To accomplish it, the team led by Kenji Osafune, an associate professor at the university's Center for iPS Cell Research and Application, generated part of a urinary tubule using iPS cells that are capable of developing into all tissues of the body.
Kidneys have a complex structure and once damaged can be hard to restore, forcing many people with kidney problems to rely on dialysis.
The team's success is seen as the first step toward transplanting kidney tissue generated from iPS cells, according to The Japan Times Online.
By adding several substances to iPS cells, the Kyoto University team succeeded in generating intermediate mesoderm tissue, of which kidneys are largely composed, after 11 days of cultivation with a success rate of more than 90 percent.

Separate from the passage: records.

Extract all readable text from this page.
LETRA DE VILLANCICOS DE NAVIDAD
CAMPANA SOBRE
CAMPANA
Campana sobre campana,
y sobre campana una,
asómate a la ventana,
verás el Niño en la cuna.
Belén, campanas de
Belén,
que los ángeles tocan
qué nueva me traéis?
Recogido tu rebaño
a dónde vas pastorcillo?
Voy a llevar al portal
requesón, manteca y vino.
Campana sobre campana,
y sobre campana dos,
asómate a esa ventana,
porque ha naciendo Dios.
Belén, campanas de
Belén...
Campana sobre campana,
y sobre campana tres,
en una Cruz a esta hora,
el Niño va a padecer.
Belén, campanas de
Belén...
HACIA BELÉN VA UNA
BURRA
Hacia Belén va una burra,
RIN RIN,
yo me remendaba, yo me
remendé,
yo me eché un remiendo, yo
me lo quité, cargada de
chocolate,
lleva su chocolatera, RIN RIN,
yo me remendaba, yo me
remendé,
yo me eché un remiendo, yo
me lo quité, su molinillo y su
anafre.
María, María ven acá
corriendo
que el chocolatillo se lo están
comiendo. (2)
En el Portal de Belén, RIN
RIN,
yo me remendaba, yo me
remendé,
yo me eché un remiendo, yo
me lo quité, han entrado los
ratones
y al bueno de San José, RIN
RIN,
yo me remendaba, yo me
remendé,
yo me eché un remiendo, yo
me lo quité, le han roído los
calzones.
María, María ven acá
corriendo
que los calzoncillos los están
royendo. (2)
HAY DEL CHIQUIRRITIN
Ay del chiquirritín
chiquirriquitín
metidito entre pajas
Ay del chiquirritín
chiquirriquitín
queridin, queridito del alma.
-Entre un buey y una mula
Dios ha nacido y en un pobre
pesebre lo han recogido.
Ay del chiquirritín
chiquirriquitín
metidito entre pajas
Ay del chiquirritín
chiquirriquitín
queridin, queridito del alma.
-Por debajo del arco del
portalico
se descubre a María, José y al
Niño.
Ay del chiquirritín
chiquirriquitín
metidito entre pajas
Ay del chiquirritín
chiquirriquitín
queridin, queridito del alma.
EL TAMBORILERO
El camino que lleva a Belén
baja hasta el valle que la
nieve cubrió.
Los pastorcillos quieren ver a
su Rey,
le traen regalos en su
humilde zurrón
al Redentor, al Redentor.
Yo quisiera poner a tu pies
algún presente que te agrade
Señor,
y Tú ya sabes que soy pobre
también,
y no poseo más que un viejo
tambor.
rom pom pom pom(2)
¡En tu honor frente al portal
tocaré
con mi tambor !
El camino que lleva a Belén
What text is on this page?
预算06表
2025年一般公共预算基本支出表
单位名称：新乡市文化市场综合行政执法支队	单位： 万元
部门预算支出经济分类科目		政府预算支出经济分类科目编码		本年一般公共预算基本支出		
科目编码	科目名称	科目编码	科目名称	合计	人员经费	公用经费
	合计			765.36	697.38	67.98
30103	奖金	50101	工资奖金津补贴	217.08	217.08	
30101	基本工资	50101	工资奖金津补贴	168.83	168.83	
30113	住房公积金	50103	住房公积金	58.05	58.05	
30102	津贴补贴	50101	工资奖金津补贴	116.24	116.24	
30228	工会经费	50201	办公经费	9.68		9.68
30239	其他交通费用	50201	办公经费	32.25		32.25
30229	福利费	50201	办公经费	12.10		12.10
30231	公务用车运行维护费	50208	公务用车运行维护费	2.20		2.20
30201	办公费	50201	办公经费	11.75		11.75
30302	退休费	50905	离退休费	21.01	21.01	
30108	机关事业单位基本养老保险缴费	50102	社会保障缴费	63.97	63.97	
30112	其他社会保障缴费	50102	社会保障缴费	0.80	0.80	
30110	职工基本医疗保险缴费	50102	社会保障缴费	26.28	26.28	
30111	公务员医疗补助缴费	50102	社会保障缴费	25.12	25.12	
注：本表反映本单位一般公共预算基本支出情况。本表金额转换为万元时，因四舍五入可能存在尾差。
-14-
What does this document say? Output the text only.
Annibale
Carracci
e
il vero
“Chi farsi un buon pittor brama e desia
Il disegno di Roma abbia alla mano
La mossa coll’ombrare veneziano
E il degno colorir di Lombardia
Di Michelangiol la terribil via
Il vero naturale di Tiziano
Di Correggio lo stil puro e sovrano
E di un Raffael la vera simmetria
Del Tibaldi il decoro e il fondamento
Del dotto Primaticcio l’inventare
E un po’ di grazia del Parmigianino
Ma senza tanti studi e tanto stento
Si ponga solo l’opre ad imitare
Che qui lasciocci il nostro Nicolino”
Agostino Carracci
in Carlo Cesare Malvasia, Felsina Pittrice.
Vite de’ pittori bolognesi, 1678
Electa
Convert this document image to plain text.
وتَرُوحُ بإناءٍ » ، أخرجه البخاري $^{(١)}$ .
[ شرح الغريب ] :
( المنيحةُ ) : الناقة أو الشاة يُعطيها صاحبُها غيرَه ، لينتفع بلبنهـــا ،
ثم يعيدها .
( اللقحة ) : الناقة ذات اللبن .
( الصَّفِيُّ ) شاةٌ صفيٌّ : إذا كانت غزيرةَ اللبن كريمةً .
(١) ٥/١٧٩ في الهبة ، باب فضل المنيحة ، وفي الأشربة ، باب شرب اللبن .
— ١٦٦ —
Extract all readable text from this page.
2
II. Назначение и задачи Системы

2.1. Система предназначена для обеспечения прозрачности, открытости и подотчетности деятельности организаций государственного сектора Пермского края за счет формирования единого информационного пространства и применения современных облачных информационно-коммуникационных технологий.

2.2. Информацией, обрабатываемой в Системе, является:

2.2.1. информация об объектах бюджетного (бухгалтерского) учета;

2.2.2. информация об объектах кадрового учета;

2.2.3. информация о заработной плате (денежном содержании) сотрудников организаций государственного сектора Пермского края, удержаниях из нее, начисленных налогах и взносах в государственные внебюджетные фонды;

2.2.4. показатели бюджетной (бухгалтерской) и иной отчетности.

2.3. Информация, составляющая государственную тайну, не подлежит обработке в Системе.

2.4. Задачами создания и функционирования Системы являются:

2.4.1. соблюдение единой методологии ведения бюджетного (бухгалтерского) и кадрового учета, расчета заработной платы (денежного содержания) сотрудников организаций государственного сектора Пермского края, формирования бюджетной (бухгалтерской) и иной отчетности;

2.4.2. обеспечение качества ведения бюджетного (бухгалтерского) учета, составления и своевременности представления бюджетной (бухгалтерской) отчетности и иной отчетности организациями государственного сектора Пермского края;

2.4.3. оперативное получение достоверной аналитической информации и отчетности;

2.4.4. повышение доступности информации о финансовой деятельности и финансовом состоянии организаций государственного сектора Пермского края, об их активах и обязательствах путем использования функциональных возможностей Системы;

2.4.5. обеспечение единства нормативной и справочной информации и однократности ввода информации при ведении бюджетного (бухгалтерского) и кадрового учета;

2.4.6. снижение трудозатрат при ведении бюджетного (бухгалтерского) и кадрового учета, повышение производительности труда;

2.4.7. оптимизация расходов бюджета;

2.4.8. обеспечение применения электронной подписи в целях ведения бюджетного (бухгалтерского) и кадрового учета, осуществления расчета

They then cultivated the intermediate mesoderm with kidney cells from a mouse embryo to produce part of the structure of a urinary tubule.
The researchers concluded that the generated tissue was part of a tubule structure because it generated a protein called LTL, which is characteristic of urinary tubules.
It was also confirmed that other kidney cells such as glomerular podocytes and collecting tubule cells were generated.
The next step for the team is to confirm if the generated urinary tubule functions normally and they will also generate other kidney tissue in pursuit of clinical applications, Osafune noted.
Their work has been published in the online science journal Nature Communications.